You could interact with two dozen buyers to trade bitcoins over the next week. When all was said and done, you and those buyers would be in whatever positions you created for yourself through trading. Governments and central banks would have no say in the value of the coins you are left with.
That's not how it works with fiat currency. National governments and central banks continually manipulate the value of fiat with a combination of monetary and fiscal policy. They do it all the time. For example, the U.S. Federal Reserve (America's central bank) purposely devalued the U.S. dollar back in 2016 in order to instigate price growth for goods and services.
This sort of manipulation allows governments and central banks to decide the value of all the fiat in your bank account. If they decide inflation is getting out of control, they can reduce interest rates and stop printing money. If they decide they want people to start spending more, they can artificially force interest rates to stay low. If they want to cool off an economy that's heating up, they raise interest rates and print more cash.

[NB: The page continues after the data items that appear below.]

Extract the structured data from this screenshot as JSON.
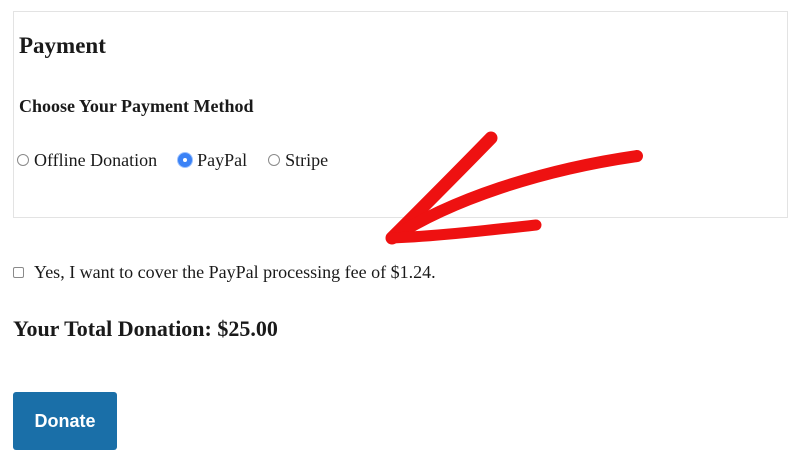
{
  "payment": {
    "title": "Payment",
    "method_heading": "Choose Your Payment Method",
    "options": [
      {
        "label": "Offline Donation",
        "selected": false
      },
      {
        "label": "PayPal",
        "selected": true
      },
      {
        "label": "Stripe",
        "selected": false
      }
    ]
  },
  "fee": {
    "checked": false,
    "label": "Yes, I want to cover the PayPal processing fee of $1.24."
  },
  "total": {
    "text": "Your Total Donation: $25.00"
  },
  "actions": {
    "donate_label": "Donate"
  },
  "colors": {
    "button": "#1a6fa8",
    "radio_selected": "#3b82f6",
    "arrow": "#ee1111"
  },
  "annotation": {
    "icon": "red-arrow-icon"
  }
}
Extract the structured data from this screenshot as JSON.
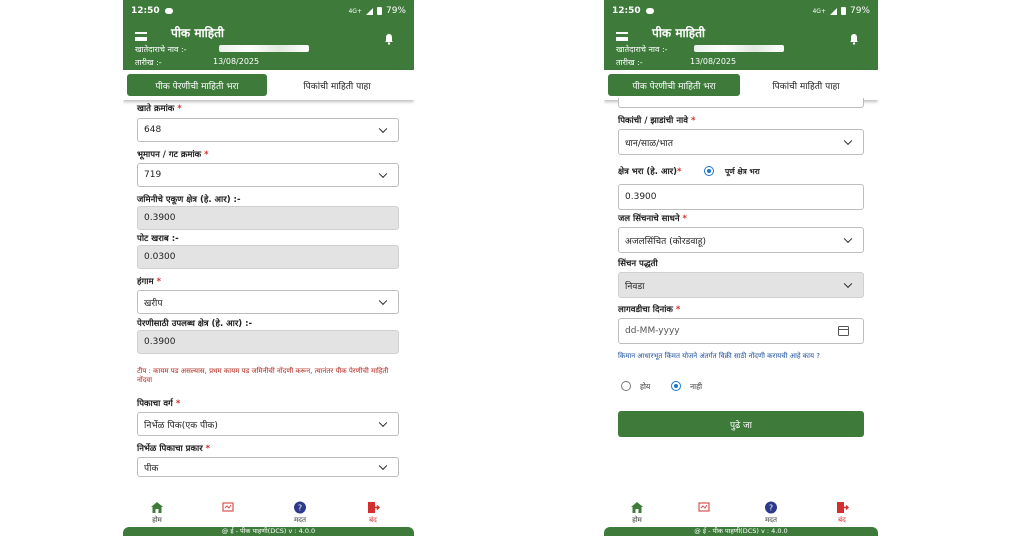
{
  "status": {
    "time": "12:50",
    "network": "4G+",
    "battery": "79%"
  },
  "header": {
    "title": "पीक माहिती",
    "owner_label": "खातेदाराचे नाव :-",
    "date_label": "तारीख :-",
    "date_value": "13/08/2025"
  },
  "tabs": {
    "fill": "पीक पेरणीची माहिती भरा",
    "view": "पिकांची माहिती पाहा"
  },
  "screen1": {
    "account_no": {
      "label": "खाते क्रमांक",
      "value": "648"
    },
    "survey_no": {
      "label": "भूमापन / गट क्रमांक",
      "value": "719"
    },
    "total_area": {
      "label": "जमिनीचे एकूण क्षेत्र (हे. आर) :-",
      "value": "0.3900"
    },
    "pot_kharab": {
      "label": "पोट खराब :-",
      "value": "0.0300"
    },
    "season": {
      "label": "हंगाम",
      "value": "खरीप"
    },
    "available_area": {
      "label": "पेरणीसाठी उपलब्ध क्षेत्र (हे. आर) :-",
      "value": "0.3900"
    },
    "note": "टीप : कायम पड असल्यास, प्रथम कायम पड जमिनीची नोंदणी करून, त्यानंतर पीक पेरणीची माहिती नोंदवा",
    "crop_class": {
      "label": "पिकाचा वर्ग",
      "value": "निर्भेळ पिक(एक पीक)"
    },
    "crop_type": {
      "label": "निर्भेळ पिकाचा प्रकार",
      "value": "पीक"
    }
  },
  "screen2": {
    "crop_names": {
      "label": "पिकांची / झाडांची नावे",
      "value": "धान/साळ/भात"
    },
    "area_fill": {
      "label": "क्षेत्र भरा (हे. आर)",
      "full_area_option": "पूर्ण क्षेत्र भरा",
      "value": "0.3900"
    },
    "irrigation_source": {
      "label": "जल सिंचनाचे साधने",
      "value": "अजलसिंचित (कोरडवाहू)"
    },
    "irrigation_method": {
      "label": "सिंचन पद्धती",
      "value": "निवडा"
    },
    "sowing_date": {
      "label": "लागवडीचा दिनांक",
      "placeholder": "dd-MM-yyyy"
    },
    "msp_question": "किमान आधारभूत किंमत योजने अंतर्गत विक्री साठी नोंदणी करायची आहे काय ?",
    "msp_yes": "होय",
    "msp_no": "नाही",
    "next_button": "पुढे जा"
  },
  "nav": {
    "home": "होम",
    "help": "मदत",
    "close": "बंद"
  },
  "footer": "@ ई - पीक पाहणी(DCS) v : 4.0.0",
  "colors": {
    "primary": "#3e7b3b",
    "required": "#d32f2f",
    "note": "#b3261e",
    "question": "#1a4f9c"
  }
}
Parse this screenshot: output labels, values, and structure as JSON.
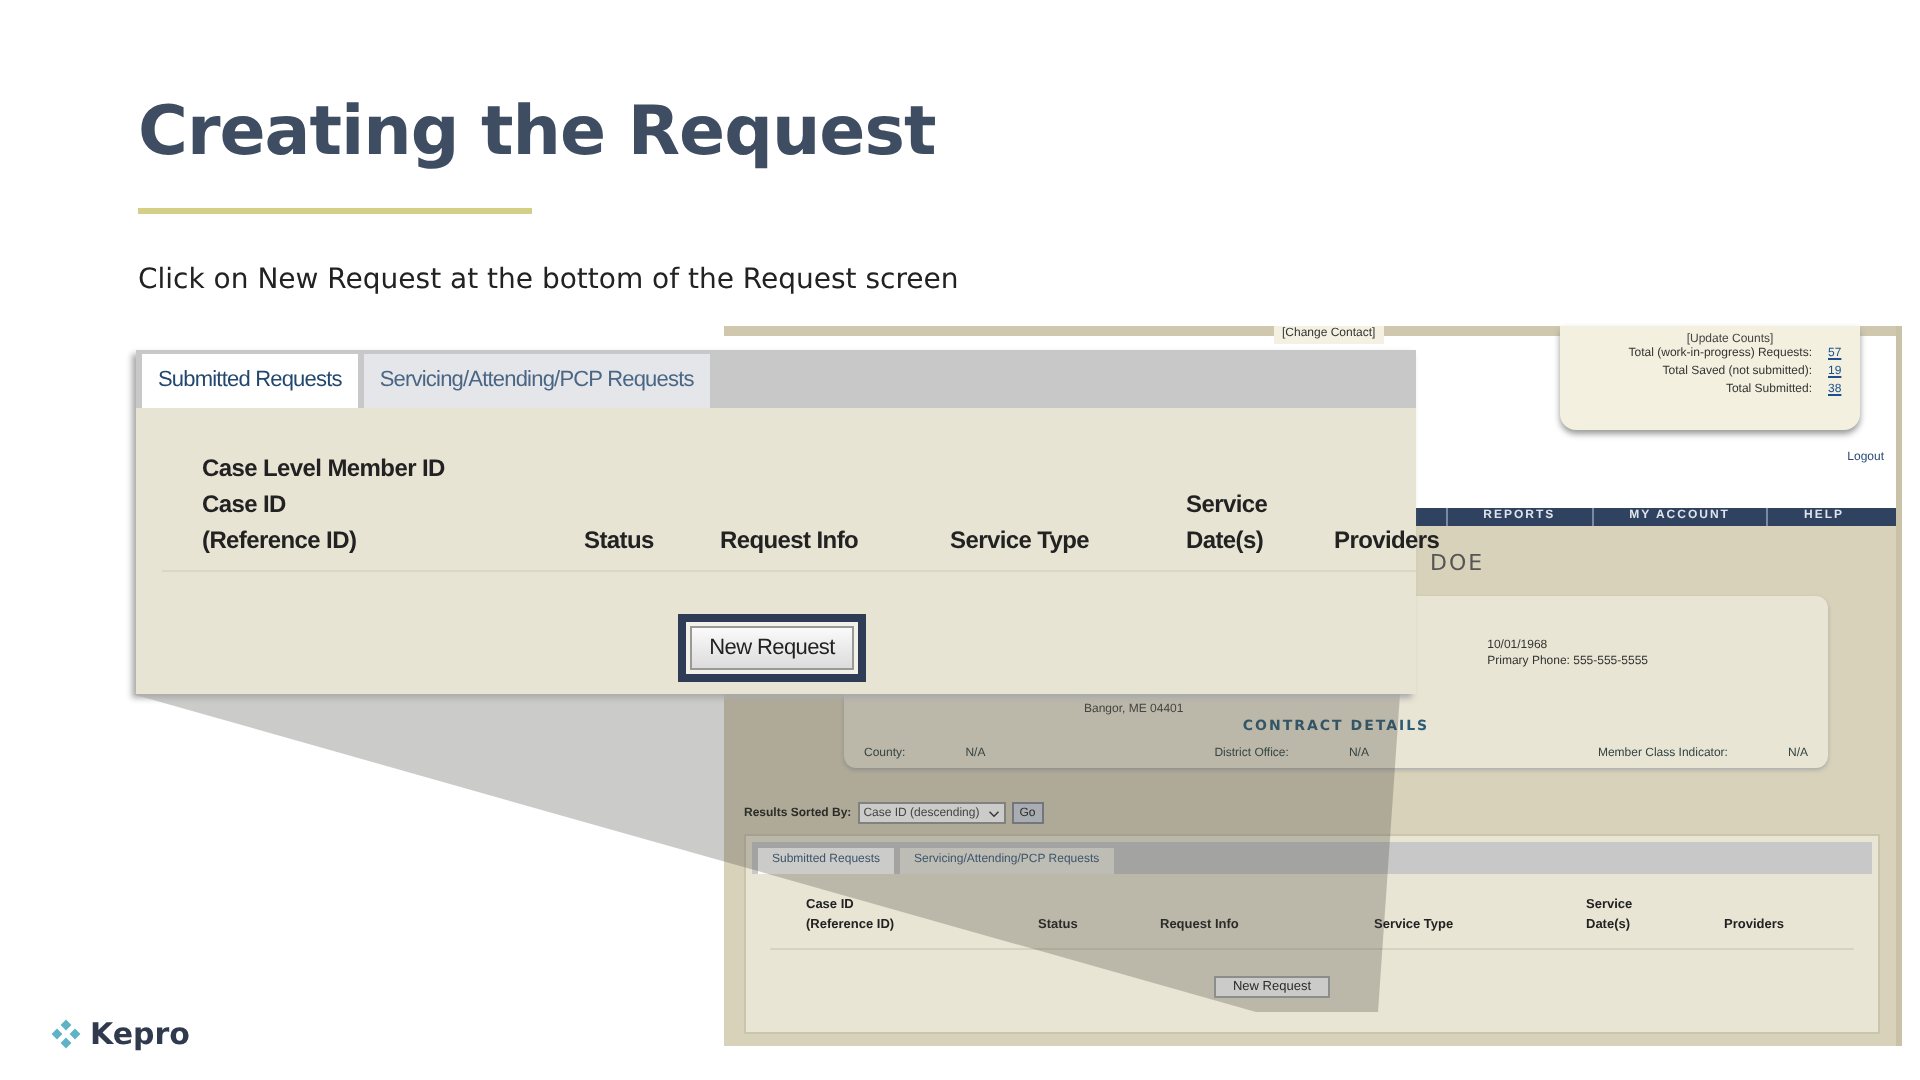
{
  "slide": {
    "title": "Creating the Request",
    "subtitle": "Click on New Request at the bottom of the Request screen",
    "logo": "Kepro"
  },
  "background_screen": {
    "change_contact": "[Change Contact]",
    "counts": {
      "update": "[Update Counts]",
      "rows": [
        {
          "label": "Total (work-in-progress) Requests:",
          "value": "57"
        },
        {
          "label": "Total Saved (not submitted):",
          "value": "19"
        },
        {
          "label": "Total Submitted:",
          "value": "38"
        }
      ]
    },
    "logout": "Logout",
    "nav": [
      {
        "label": "REPORTS"
      },
      {
        "label": "MY ACCOUNT"
      },
      {
        "label": "HELP"
      }
    ],
    "member_name": "DOE",
    "member_card": {
      "address": "Bangor, ME 04401",
      "birth_date": "10/01/1968",
      "phone": "Primary Phone: 555-555-5555",
      "section_title": "CONTRACT DETAILS",
      "fields": [
        {
          "label": "County:",
          "value": "N/A"
        },
        {
          "label": "District Office:",
          "value": "N/A"
        },
        {
          "label": "Member Class Indicator:",
          "value": "N/A"
        }
      ]
    },
    "sort": {
      "label": "Results Sorted By:",
      "value": "Case ID (descending)",
      "button": "Go"
    },
    "tabs": [
      {
        "label": "Submitted Requests",
        "selected": true
      },
      {
        "label": "Servicing/Attending/PCP Requests",
        "selected": false
      }
    ],
    "columns": [
      {
        "lines": [
          "Case ID",
          "(Reference ID)"
        ]
      },
      {
        "lines": [
          "Status"
        ]
      },
      {
        "lines": [
          "Request Info"
        ]
      },
      {
        "lines": [
          "Service Type"
        ]
      },
      {
        "lines": [
          "Service",
          "Date(s)"
        ]
      },
      {
        "lines": [
          "Providers"
        ]
      }
    ],
    "button": {
      "label": "New Request",
      "highlighted": false
    }
  },
  "callout": {
    "tabs": [
      {
        "label": "Submitted Requests",
        "selected": true
      },
      {
        "label": "Servicing/Attending/PCP Requests",
        "selected": false
      }
    ],
    "columns": [
      {
        "lines": [
          "Case Level Member ID",
          "Case ID",
          "(Reference ID)"
        ]
      },
      {
        "lines": [
          "Status"
        ]
      },
      {
        "lines": [
          "Request Info"
        ]
      },
      {
        "lines": [
          "Service Type"
        ]
      },
      {
        "lines": [
          "Service",
          "Date(s)"
        ]
      },
      {
        "lines": [
          "Providers"
        ]
      }
    ],
    "button": {
      "label": "New Request",
      "highlighted": true
    }
  }
}
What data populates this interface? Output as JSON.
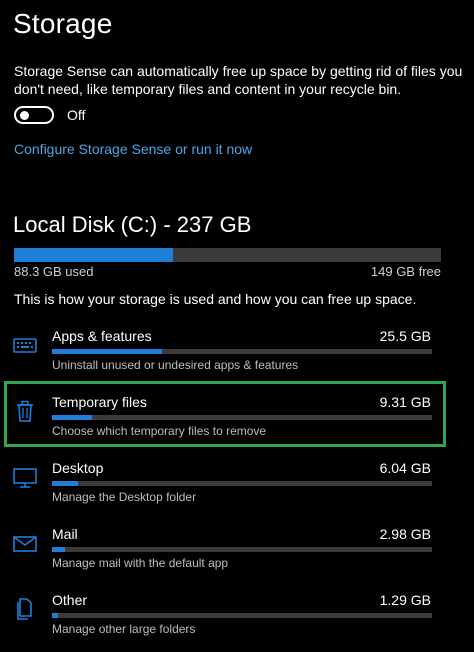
{
  "header": {
    "title": "Storage"
  },
  "storage_sense": {
    "description": "Storage Sense can automatically free up space by getting rid of files you don't need, like temporary files and content in your recycle bin.",
    "toggle_state": "Off",
    "link": "Configure Storage Sense or run it now"
  },
  "disk": {
    "title": "Local Disk (C:) - 237 GB",
    "used": "88.3 GB used",
    "free": "149 GB free",
    "used_fraction": 0.373,
    "intro": "This is how your storage is used and how you can free up space."
  },
  "categories": [
    {
      "name": "Apps & features",
      "size": "25.5 GB",
      "subtitle": "Uninstall unused or undesired apps & features",
      "icon": "keyboard-icon",
      "fill": 0.29
    },
    {
      "name": "Temporary files",
      "size": "9.31 GB",
      "subtitle": "Choose which temporary files to remove",
      "icon": "trash-icon",
      "fill": 0.105
    },
    {
      "name": "Desktop",
      "size": "6.04 GB",
      "subtitle": "Manage the Desktop folder",
      "icon": "monitor-icon",
      "fill": 0.068
    },
    {
      "name": "Mail",
      "size": "2.98 GB",
      "subtitle": "Manage mail with the default app",
      "icon": "mail-icon",
      "fill": 0.034
    },
    {
      "name": "Other",
      "size": "1.29 GB",
      "subtitle": "Manage other large folders",
      "icon": "file-icon",
      "fill": 0.015
    }
  ],
  "colors": {
    "accent": "#1f7ed8",
    "link": "#4ca6e8",
    "highlight": "#2fa84f",
    "track": "#3b3b3b"
  }
}
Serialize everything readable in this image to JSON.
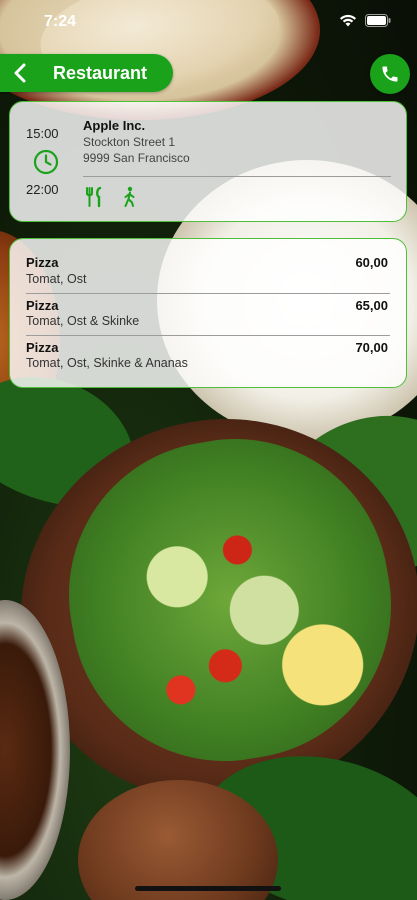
{
  "status_bar": {
    "time": "7:24"
  },
  "nav": {
    "title": "Restaurant",
    "back_icon": "chevron-left-icon",
    "call_icon": "phone-icon"
  },
  "restaurant": {
    "open_time": "15:00",
    "close_time": "22:00",
    "name": "Apple Inc.",
    "street": "Stockton Street 1",
    "city": "9999 San Francisco",
    "features": [
      "fork-knife-icon",
      "walking-person-icon"
    ]
  },
  "menu": [
    {
      "name": "Pizza",
      "description": "Tomat, Ost",
      "price": "60,00"
    },
    {
      "name": "Pizza",
      "description": "Tomat, Ost & Skinke",
      "price": "65,00"
    },
    {
      "name": "Pizza",
      "description": "Tomat, Ost, Skinke & Ananas",
      "price": "70,00"
    }
  ],
  "colors": {
    "accent": "#1aa31a",
    "card_border": "#4fbf3a"
  }
}
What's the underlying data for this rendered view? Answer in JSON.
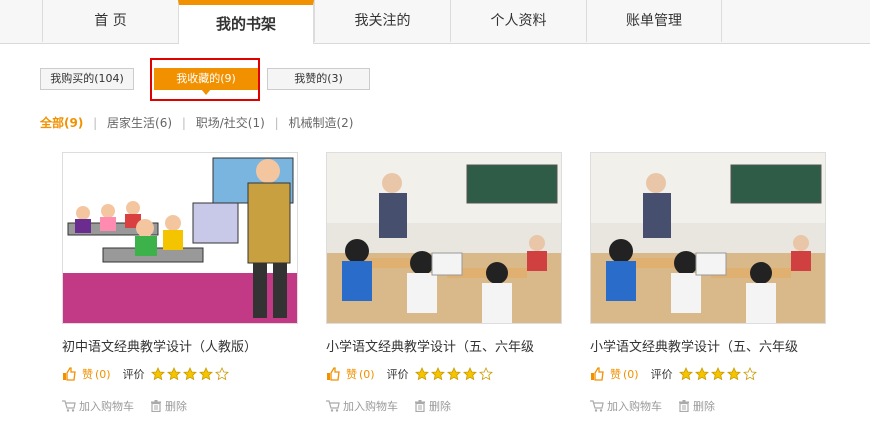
{
  "nav": {
    "tabs": [
      {
        "label": "首  页"
      },
      {
        "label": "我的书架"
      },
      {
        "label": "我关注的"
      },
      {
        "label": "个人资料"
      },
      {
        "label": "账单管理"
      }
    ],
    "active_index": 1,
    "accent_color": "#f29100"
  },
  "subtabs": [
    {
      "label": "我购买的(104)"
    },
    {
      "label": "我收藏的(9)"
    },
    {
      "label": "我赞的(3)"
    }
  ],
  "subtab_active_index": 1,
  "highlight_color": "#e00000",
  "filters": [
    {
      "label": "全部(9)"
    },
    {
      "label": "居家生活(6)"
    },
    {
      "label": "职场/社交(1)"
    },
    {
      "label": "机械制造(2)"
    }
  ],
  "cards": [
    {
      "title": "初中语文经典教学设计（人教版）",
      "like_label": "赞",
      "like_count": "(0)",
      "rating_label": "评价",
      "rating": 4,
      "rating_max": 5,
      "add_cart_label": "加入购物车",
      "delete_label": "删除",
      "image": "cartoon-classroom-illustration"
    },
    {
      "title": "小学语文经典教学设计（五、六年级",
      "like_label": "赞",
      "like_count": "(0)",
      "rating_label": "评价",
      "rating": 4,
      "rating_max": 5,
      "add_cart_label": "加入购物车",
      "delete_label": "删除",
      "image": "classroom-photo"
    },
    {
      "title": "小学语文经典教学设计（五、六年级",
      "like_label": "赞",
      "like_count": "(0)",
      "rating_label": "评价",
      "rating": 4,
      "rating_max": 5,
      "add_cart_label": "加入购物车",
      "delete_label": "删除",
      "image": "classroom-photo"
    }
  ],
  "icons": {
    "like": "thumbs-up-icon",
    "star": "star-icon",
    "cart": "cart-icon",
    "delete": "trash-icon"
  }
}
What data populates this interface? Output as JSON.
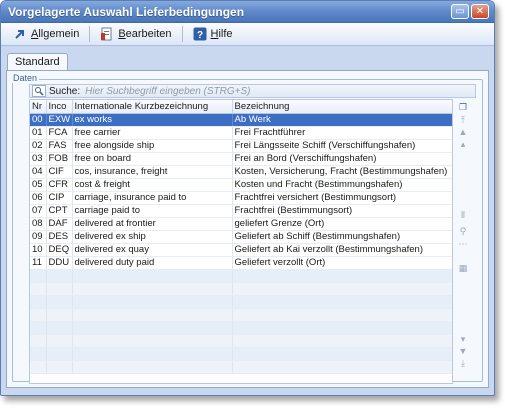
{
  "window": {
    "title": "Vorgelagerte Auswahl Lieferbedingungen"
  },
  "toolbar": {
    "items": [
      {
        "label": "Allgemein",
        "mnemonic": "A",
        "rest": "llgemein",
        "icon": "arrow-icon"
      },
      {
        "label": "Bearbeiten",
        "mnemonic": "B",
        "rest": "earbeiten",
        "icon": "edit-icon"
      },
      {
        "label": "Hilfe",
        "mnemonic": "H",
        "rest": "ilfe",
        "icon": "help-icon"
      }
    ]
  },
  "tabs": [
    {
      "label": "Standard"
    }
  ],
  "group": {
    "label": "Daten"
  },
  "search": {
    "label": "Suche:",
    "placeholder": "Hier Suchbegriff eingeben (STRG+S)"
  },
  "table": {
    "columns": [
      "Nr",
      "Inco",
      "Internationale Kurzbezeichnung",
      "Bezeichnung"
    ],
    "selected_index": 0,
    "rows": [
      {
        "nr": "00",
        "inco": "EXW",
        "kurz": "ex works",
        "bez": "Ab Werk"
      },
      {
        "nr": "01",
        "inco": "FCA",
        "kurz": "free carrier",
        "bez": "Frei Frachtführer"
      },
      {
        "nr": "02",
        "inco": "FAS",
        "kurz": "free alongside ship",
        "bez": "Frei Längsseite Schiff (Verschiffungshafen)"
      },
      {
        "nr": "03",
        "inco": "FOB",
        "kurz": "free on board",
        "bez": "Frei an Bord (Verschiffungshafen)"
      },
      {
        "nr": "04",
        "inco": "CIF",
        "kurz": "cos, insurance, freight",
        "bez": "Kosten, Versicherung, Fracht (Bestimmungshafen)"
      },
      {
        "nr": "05",
        "inco": "CFR",
        "kurz": "cost & freight",
        "bez": "Kosten und Fracht (Bestimmungshafen)"
      },
      {
        "nr": "06",
        "inco": "CIP",
        "kurz": "carriage, insurance paid to",
        "bez": "Frachtfrei versichert (Bestimmungsort)"
      },
      {
        "nr": "07",
        "inco": "CPT",
        "kurz": "carriage paid to",
        "bez": "Frachtfrei (Bestimmungsort)"
      },
      {
        "nr": "08",
        "inco": "DAF",
        "kurz": "delivered at frontier",
        "bez": "geliefert Grenze (Ort)"
      },
      {
        "nr": "09",
        "inco": "DES",
        "kurz": "delivered ex ship",
        "bez": "Geliefert ab Schiff (Bestimmungshafen)"
      },
      {
        "nr": "10",
        "inco": "DEQ",
        "kurz": "delivered ex quay",
        "bez": "Geliefert ab Kai verzollt (Bestimmungshafen)"
      },
      {
        "nr": "11",
        "inco": "DDU",
        "kurz": "delivered duty paid",
        "bez": "Geliefert verzollt (Ort)"
      }
    ]
  },
  "colors": {
    "title_bar": "#5b86c7",
    "selection": "#3c6fc4",
    "window_bg": "#c9d8ee"
  }
}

Neutral evaluation and regulation
Have you heard that U.S. President Donald Trump has appointed a cryptocurrency proponent as his acting Chief of Staff? He has, and that's big. A number of officials close to the president are known to be proponents of cryptocurrency. A recent Cryptocurrency News (CCN) story suggests that the current makeup of the White House could encourage American lawmakers to take a neutral stand towards crypto.
What would that mean? It would mean a government that understands it cannot manipulate or control platforms like bitcoin. It would mean promoting cryptocurrencies rather than trying to hinder them with regulation. And where regulation is necessary, neutral evaluation dictates that legislators restrict their own actions to only preventing crypto platforms from becoming tools of illegal activity.
The experience of the Iranian students in the UK shows just how cryptocurrency can be used to get around sanctions and restrictions. As such, it also demonstrates the strength of crypto as a gambling currency. In the end, it is all due to the neutrality of platforms like bitcoin. And guess what? That was the whole idea to begin with.